もう、ずいぶん前のことです。

高齢であるLさんは、今まで治療を頑張ってきましたが、残念ながら右に胸水がたまってきてしまいました。

呼吸困難の症状が出現したため、左の胸腔にトロッカー(水を抜く管)を入れました。癌性胸膜炎(がんにより胸水が出てきた状態)でした。

徐々に食欲も落ちてきており、全身倦怠感も出現してきました。
Lさんの残された時間はあと1週間程度と迫っているように思われました。

予後が、もう少し見込める(もう少し元気な)方ならトロッカーを通して胸膜癒着剤(水をたまりにくくする薬)を入れるのですが、この時点でLさんに胸膜癒着を行える体力はないと判断しました。

管を入れたまま様子を見ておりました。

ご家族の方には病状を説明し、予後1週間は見込めない可能性が高い事。場合によっては今日、明日お亡くなりになっても不思議ではないと言う話をしておりました。

また、もしもの時は、人工呼吸器(口から管を入れて強制的に酸素交換をさせる医療機器)を使用しない事や、心臓マッサージなども行わず自然経過にまかせる事をご家族の方も希望されておりました。

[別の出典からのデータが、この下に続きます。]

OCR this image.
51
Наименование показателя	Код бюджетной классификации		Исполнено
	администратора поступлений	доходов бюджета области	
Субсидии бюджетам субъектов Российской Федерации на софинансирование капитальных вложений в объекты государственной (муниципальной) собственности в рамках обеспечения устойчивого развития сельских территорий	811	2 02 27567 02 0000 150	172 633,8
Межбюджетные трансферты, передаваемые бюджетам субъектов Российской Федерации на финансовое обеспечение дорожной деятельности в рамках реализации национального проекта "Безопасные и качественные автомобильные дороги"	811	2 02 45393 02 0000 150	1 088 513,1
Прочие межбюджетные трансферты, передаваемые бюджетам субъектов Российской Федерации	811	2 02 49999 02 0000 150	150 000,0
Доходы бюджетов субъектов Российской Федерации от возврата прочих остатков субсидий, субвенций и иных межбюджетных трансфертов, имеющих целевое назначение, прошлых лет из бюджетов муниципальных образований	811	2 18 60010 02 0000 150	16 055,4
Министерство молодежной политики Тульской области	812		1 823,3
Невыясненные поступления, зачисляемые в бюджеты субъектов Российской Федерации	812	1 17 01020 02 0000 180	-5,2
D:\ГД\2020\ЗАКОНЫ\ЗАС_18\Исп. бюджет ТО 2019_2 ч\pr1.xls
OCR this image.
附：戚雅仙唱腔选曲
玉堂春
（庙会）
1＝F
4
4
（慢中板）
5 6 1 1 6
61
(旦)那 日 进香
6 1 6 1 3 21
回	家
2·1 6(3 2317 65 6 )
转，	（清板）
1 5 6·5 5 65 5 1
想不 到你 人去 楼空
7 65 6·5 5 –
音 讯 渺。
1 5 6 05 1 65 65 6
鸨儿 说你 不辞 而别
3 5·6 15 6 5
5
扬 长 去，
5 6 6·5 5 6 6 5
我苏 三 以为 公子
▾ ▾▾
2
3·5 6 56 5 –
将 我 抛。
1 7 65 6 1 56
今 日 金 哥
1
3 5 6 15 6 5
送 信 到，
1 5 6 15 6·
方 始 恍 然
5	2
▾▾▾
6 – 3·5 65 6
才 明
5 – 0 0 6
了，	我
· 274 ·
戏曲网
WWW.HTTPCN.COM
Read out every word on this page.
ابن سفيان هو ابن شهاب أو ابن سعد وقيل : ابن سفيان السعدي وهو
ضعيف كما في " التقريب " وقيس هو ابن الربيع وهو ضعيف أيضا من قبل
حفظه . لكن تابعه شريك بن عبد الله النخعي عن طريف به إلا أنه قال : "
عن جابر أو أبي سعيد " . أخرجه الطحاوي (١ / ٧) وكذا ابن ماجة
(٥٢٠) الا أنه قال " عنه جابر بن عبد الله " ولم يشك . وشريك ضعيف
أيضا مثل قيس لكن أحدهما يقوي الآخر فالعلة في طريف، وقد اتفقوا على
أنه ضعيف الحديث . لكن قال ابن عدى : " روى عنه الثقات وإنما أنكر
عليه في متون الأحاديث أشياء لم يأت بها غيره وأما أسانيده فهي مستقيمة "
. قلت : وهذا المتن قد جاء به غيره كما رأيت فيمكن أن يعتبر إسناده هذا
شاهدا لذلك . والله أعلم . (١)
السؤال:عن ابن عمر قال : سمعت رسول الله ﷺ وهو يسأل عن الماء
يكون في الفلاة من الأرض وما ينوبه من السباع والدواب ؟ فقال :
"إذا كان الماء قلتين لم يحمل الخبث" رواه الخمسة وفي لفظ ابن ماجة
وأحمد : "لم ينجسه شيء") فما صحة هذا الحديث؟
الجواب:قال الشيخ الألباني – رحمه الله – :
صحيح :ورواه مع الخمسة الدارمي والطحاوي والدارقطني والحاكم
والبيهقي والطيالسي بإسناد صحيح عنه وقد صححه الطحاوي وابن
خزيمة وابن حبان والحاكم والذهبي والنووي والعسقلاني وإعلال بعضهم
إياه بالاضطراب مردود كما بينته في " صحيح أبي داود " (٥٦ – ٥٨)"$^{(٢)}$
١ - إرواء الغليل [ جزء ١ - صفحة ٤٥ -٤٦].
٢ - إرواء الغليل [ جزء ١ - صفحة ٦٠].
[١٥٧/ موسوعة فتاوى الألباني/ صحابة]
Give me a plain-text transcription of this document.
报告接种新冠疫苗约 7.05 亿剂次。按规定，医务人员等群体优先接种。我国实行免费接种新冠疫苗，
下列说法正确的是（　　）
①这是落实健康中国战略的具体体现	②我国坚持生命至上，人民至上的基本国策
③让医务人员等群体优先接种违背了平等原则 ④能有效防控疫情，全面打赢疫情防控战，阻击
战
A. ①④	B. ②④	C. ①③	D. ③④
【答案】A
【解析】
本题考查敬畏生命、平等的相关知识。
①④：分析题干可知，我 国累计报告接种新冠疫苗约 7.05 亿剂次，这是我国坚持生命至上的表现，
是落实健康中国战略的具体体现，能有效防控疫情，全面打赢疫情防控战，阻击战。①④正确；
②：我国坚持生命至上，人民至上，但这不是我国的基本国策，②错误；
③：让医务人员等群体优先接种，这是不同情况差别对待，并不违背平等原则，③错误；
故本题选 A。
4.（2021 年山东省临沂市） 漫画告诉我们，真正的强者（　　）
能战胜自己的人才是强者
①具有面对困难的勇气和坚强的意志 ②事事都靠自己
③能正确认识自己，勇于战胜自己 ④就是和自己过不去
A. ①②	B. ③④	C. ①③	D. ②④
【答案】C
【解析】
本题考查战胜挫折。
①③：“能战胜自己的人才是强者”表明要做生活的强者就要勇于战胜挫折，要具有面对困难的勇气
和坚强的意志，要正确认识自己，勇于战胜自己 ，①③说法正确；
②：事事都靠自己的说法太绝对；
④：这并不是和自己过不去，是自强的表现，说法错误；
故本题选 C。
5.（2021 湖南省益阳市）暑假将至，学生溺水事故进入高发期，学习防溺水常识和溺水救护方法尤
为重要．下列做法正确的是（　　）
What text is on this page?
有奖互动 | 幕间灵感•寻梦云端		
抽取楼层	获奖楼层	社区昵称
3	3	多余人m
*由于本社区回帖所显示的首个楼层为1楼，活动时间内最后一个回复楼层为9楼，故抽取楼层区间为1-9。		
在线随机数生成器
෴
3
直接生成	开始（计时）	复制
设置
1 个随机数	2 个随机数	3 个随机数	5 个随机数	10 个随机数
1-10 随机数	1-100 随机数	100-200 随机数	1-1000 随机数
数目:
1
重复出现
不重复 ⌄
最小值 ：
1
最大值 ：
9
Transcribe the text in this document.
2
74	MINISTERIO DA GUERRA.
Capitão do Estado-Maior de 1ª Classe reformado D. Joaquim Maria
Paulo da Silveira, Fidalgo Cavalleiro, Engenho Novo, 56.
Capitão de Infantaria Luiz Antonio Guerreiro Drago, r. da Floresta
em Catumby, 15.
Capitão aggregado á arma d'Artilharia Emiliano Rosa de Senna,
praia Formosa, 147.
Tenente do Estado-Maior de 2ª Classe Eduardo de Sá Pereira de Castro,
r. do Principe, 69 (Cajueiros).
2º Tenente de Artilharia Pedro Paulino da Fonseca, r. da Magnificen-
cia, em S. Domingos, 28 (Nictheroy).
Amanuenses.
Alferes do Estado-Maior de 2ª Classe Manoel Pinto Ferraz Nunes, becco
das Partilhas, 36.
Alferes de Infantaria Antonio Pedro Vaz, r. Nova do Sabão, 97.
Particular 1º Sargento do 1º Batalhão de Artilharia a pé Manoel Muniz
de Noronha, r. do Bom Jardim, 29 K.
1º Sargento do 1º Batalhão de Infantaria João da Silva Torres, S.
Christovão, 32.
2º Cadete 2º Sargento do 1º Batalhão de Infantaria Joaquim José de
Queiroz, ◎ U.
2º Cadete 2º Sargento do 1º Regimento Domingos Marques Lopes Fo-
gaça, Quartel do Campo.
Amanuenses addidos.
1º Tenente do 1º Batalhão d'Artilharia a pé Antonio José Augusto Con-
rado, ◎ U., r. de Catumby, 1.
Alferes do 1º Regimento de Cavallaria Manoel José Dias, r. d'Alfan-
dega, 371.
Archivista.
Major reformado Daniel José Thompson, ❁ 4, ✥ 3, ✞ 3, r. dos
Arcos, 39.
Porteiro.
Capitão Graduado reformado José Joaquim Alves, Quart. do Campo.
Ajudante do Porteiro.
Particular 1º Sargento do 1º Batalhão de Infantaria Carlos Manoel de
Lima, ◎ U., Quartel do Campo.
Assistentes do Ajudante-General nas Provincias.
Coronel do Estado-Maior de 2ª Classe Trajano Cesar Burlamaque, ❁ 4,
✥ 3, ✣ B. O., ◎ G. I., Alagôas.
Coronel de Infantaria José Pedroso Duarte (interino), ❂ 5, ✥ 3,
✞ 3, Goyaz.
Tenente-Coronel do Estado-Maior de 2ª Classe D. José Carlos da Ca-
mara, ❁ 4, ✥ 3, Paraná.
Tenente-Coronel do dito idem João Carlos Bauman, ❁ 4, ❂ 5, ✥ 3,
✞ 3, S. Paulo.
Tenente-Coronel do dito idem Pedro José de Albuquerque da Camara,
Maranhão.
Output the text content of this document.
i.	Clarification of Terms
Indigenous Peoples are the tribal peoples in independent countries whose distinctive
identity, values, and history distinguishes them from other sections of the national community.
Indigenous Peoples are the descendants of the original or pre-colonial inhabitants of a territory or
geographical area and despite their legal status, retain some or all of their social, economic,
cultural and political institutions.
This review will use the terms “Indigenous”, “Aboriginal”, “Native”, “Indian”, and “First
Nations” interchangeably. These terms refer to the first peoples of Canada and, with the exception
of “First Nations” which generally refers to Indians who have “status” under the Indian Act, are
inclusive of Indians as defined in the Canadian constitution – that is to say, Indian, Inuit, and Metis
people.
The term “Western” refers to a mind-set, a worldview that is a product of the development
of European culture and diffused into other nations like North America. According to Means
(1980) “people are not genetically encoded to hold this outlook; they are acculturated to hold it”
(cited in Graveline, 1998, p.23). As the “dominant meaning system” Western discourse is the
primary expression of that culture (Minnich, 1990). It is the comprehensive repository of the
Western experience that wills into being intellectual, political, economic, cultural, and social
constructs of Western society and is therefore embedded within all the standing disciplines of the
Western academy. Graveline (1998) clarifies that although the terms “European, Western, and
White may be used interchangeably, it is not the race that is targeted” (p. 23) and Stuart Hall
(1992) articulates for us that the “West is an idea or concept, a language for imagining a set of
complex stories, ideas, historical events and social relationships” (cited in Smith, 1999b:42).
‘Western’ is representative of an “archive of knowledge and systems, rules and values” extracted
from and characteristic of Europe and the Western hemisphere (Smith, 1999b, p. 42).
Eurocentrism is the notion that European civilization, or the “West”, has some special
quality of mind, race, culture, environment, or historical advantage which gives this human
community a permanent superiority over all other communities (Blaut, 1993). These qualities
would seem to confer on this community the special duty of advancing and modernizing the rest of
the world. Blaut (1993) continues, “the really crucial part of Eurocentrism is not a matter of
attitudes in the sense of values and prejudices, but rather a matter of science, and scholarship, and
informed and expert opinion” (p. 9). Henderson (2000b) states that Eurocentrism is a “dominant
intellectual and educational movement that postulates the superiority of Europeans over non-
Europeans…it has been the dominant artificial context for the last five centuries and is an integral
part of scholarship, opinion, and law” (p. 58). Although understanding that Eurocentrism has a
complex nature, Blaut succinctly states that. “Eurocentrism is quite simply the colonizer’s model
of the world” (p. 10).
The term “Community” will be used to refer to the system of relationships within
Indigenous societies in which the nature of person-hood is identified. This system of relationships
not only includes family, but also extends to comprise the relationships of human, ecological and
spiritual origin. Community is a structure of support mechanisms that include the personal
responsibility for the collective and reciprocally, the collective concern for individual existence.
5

その日は、朝ご飯も少しですが手をつけていらっしゃいました。

お昼前の事です。

朝から、ベットのそばに付き添っていた娘さんの叫び声がしました。
『先生、何とかして!』
たまたま、病棟にいた私は、Lさんの部屋に行きました。
『さっきまで、しゃべってたのに、急に。。。。』
聴診器をあててみます。心音、呼吸音ともにきこえません。

心電図モニターをつけてみてもやはり、フラット(心臓が動いてない状態)です。

そのことを娘さんに告げると泣き叫びながら『何とかしてください。』
『ほんとうにいいんですね。』と娘さんに確認して心臓マッサージと強心剤、そして、アンビューにて酸素交換の補助を行いました。

処置を続けていると、心拍が再開して、自発呼吸も出てきました。
意識も戻りました。
娘さんは安堵の表情を浮かべられました。



夕方、娘さんがうかない顔をしてやってきました。

『先生、あのときあんな事言うんじゃなかったんじゃないかと後悔してるんです。あの時は、心の底から今死んじゃイヤと思ったんですけど。しばらくすると、しんどそうにしている母の顔を見るのがつらくなってきたんです。前から、自然の成り行きにまかせると決めてたのに。あのとき、私があんなこと言わなければ。母がもう苦しまなくてよかったんですから。。。』

『あなたは、あの時心の底からそう思ったんですよね。Lさんは、そのあと息子さんやお孫さんとも会えたんですよね。Lさんもよかったと思ってますよ。』

その翌日、Lさんは永眠されました。